In just a few days, Christians all over the world will celebrate the 500th anniversary of what is known as the Protestant Reformation. On October 31, 1517, a German monk named Martin Luther nailed a list of concerns to the community bulletin board, which happened to be the door at the Castle Church in Wittenberg. These became known as the 95 Theses.
Luther’s goal wasn’t really to change the world. It was to begin an academic debate (academics love debates) about some theological ideas he had recently discovered. But his 95 Theses were quickly translated, copied, and distributed all over the world. They literally transformed the western world.
It’s difficult to overstate the impact of the Reformation. It didn’t just change churches; it was a religious idea that disrupted the political and civil structures of the world. It changed governments, economies, social systems, and education. It led to numerous wars including the Thirty Years War and Eighty Years War. Yet, it did have massive theological implications that shape the way you and I understand the Gospel and read the Bible.
The causes and outcomes of the Reformation defy a simple explanation, but I will be daring and try to oversimplify the theological component like this: the Protestant Reformation was a rediscovery of the Gospel itself which had been all but lost.
The Roman Catholic Church (which was the only church in town) had confused, hidden, and warped the teachings of the Scriptures beyond recognition. Since common people couldn’t read the Bible, they had to trust church leaders to tell them what it said. The problem is, the church leaders didn’t understand what it said! This along with corruption led to all sorts of gross abuses, the most famous of which was the selling of indulgences. It was claimed that indulgences, if purchased, could get your loved ones out of purgatory, a place of suffering between heaven and hell where Christians must go so that all their remaining sins could be paid for.
Martin Luther, a bookish monk, had been reading his Bible. And as he read Romans (my son’s namesake), he began to realize that God’s righteousness was not something that could be earned or bought from church officials but that it was a gift, freely given to all who have faith in Christ alone. Luther was one of the very, very few people who saw that you didn’t have to earn God’s forgiveness. It was a gift that was given.
Now I know that salvation by faith alone may not sound like a novel discovery to you. But that’s the point. You know this because the Reformation happened.
God used Martin Luther and other church leaders to turn the world upside down. One author, Steven Lawson, says, “The Protestant Reformation stands as the most far-reaching, world-changing display of God’s grace since the birth and early expansion of the church.”
The key outcome of the Reformation was the re-discovery of the doctrine of justification by faith: that man is made right with God not by works but through faith in Christ alone. On this truth the whole Gospel depends.

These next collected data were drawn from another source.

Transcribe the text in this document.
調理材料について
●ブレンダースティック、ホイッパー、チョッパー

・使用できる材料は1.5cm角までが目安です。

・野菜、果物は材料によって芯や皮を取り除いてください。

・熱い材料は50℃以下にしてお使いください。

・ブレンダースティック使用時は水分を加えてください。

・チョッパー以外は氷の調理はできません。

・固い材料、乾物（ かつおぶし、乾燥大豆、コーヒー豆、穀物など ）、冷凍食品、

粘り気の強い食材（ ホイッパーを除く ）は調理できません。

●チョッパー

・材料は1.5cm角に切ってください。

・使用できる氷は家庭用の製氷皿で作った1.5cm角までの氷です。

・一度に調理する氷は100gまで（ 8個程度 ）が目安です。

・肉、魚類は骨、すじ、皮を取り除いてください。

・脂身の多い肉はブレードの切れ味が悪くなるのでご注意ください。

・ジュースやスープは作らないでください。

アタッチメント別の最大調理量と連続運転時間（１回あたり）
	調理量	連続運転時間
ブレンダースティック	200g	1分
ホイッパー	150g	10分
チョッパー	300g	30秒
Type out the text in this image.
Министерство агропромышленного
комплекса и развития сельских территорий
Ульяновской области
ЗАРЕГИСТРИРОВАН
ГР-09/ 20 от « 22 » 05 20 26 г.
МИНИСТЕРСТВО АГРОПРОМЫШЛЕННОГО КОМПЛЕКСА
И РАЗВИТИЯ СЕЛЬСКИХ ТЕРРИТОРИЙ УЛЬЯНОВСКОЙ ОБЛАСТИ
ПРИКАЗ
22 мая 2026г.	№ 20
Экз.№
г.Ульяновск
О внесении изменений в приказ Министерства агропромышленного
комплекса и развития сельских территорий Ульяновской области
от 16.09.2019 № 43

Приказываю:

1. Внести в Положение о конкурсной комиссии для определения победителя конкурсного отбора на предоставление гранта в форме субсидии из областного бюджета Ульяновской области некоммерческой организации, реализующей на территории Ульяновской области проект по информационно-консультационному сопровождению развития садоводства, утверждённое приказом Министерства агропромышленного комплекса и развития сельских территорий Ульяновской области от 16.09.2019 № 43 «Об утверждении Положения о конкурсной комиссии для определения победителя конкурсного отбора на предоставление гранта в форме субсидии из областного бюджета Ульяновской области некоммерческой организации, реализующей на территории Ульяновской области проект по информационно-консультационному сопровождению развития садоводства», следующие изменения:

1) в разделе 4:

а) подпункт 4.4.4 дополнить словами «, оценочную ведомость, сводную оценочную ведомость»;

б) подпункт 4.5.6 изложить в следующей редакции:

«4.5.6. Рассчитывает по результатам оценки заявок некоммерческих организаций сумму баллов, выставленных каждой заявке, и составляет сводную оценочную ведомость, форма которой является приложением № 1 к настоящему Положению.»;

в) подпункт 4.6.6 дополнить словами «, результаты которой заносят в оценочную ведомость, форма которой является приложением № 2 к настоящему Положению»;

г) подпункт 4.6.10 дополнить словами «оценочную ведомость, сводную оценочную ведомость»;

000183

There were other key Reformation doctrines, often known as the Five Solas. God’s Word is our highest authority (Sola Scriptura), and it teaches that salvation is a gift given by God because of his grace alone (Sola Gratia). This gift is received through faith alone (Sola Fide) in Jesus Christ (Sola Christus). Because of this great work, every bit of glory must always be given to the Triune God alone (Sola Deo Gloria).
You may not be very interested in or aware of church history, but we should be. The history of the church is the story of redemption. It’s the story of how God is gathering and sanctifying all the people he died for. And we are wrapped in that great story. Church history is the ongoing story of God’s grace.
In reflecting on the 500th anniversary of the Reformation, I can’t help but think of a passage I read in my devotions yesterday morning. I read about a child who was coming. He was coming to....
give knowledge of salvation to his people in the forgiveness of their sins, because of the tender mercy of our God, whereby the sunrise shall visit us from on high to give light to those who sit in darkness and in the shadow of death, to guide our feet into the way of peace.” (Luke 1:77-79)
Praise God for that son—Jesus!—who broke into our dark world to rescue us, a people sitting in the dark shadow of death, trying to earn our salvation through good works. But we should also praise God for those who came after him, telling that good news and bringing light to the nations. Somewhere during the Middle Ages that dark shadow of death seemingly returned and the hope of the Gospel seemed lost. But all that changed in the Protestant Reformation.
All of us who know Christ know him because someone told us about him. Perhaps a parent or a Sunday School teacher. And someone had to tell that person, and the person before, and the person before that. Somewhere down that line, some 500 years ago, stands Martin Luther and the reformers, proclaiming at great risk to their own lives the knowledge of salvation in the forgiveness of sins. Forgiveness that is not for sale but available as a free gift. Salvation is available for all who believe through faith, in Christ alone.
So this year, especially on October 31, pause to remember and thank God for the person who told you about Jesus, and then go tell someone about Jesus yourself.